As relations between the United States and China worsen over the months ahead, could Beijing decide to try to make Taiwan the solution to its advanced semiconductor problem?
The centerpiece of the Trump administration’s “tech war” with China is the campaign to prevent its national champion Huawei from becoming the dominant supplier of 5G systems to the world. The Administration’s objective, as a former Trump NSC staffer described it, is to “kill Huawei.” And China has heard that message. As Huawei’s legendary CEO Ren Zhengfei told the leadership of the company in February, “the company has entered a state of war.”
After months of diplomatic efforts to dissuade other nations from buying their 5G infrastructure from Huawei, the administration delivered what one official called a “death blow.” On May 15, the Commerce Department banned all sales of advanced semiconductors from American suppliers to Huawei. It also prohibited all sales of equipment to design and produce advanced semiconductors by foreign companies that use U.S. technology or intellectual property.
In the five months between now and the election, could the U.S. attempt to enforce that ban become a twenty-first-century equivalent of the oil embargo the United States imposed on Japan in August 1941? While many people may not remember what happened, and while it was certainly not what the United States intended or anticipated, that action precipitated Japan’s attack on Pearl Harbor four months later–and America’s entry into World War II.

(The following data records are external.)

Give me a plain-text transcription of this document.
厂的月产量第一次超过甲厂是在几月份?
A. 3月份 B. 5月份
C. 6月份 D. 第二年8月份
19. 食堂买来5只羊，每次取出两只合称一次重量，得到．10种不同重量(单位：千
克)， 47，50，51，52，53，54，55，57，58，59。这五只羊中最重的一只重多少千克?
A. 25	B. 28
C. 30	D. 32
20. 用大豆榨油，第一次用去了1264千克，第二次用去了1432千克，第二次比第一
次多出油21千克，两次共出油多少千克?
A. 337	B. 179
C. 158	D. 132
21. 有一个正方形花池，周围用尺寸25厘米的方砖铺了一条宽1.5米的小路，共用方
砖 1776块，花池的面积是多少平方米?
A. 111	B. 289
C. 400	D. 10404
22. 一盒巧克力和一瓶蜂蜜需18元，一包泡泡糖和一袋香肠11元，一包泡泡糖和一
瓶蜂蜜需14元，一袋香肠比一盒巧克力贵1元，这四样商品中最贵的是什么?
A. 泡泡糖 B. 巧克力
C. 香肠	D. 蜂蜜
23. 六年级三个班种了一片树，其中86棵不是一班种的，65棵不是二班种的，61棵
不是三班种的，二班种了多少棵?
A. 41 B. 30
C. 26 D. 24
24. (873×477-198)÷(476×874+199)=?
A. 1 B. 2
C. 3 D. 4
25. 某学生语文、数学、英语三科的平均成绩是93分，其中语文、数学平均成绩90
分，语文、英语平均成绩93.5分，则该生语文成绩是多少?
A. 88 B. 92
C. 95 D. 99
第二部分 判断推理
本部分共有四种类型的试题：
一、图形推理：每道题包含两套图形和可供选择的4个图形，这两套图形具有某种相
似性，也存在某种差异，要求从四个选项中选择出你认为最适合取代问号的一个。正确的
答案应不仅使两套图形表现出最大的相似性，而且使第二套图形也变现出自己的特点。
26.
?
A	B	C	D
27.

The thought that the United States and China could find themselves in a real, hot, bloody war will strike many readers as inconceivable. But we should remember that when we say something is inconceivable, this is not a claim about what is possible in the world, but rather about what our minds can conceive. In the summer of 1941, the possibility that a nation less than one-quarter the size of the United States would launch a bolt from the blue against the most powerful nation in the world was beyond Washington’s imagination.
To punish Japan for its military aggression against its neighbors in the late 1930s, the United States had initially imposed sanctions, and later an embargo on exports of high-grade scrap iron and aviation fuel to Japan. When these failed to stop its expansion, Washington ratcheted up the pressure by including essential raw materials such as iron, brass, and copper. Finally, on August 1, 1941, Franklin D. Roosevelt announced that the United States would embargo all oil shipments to Japan.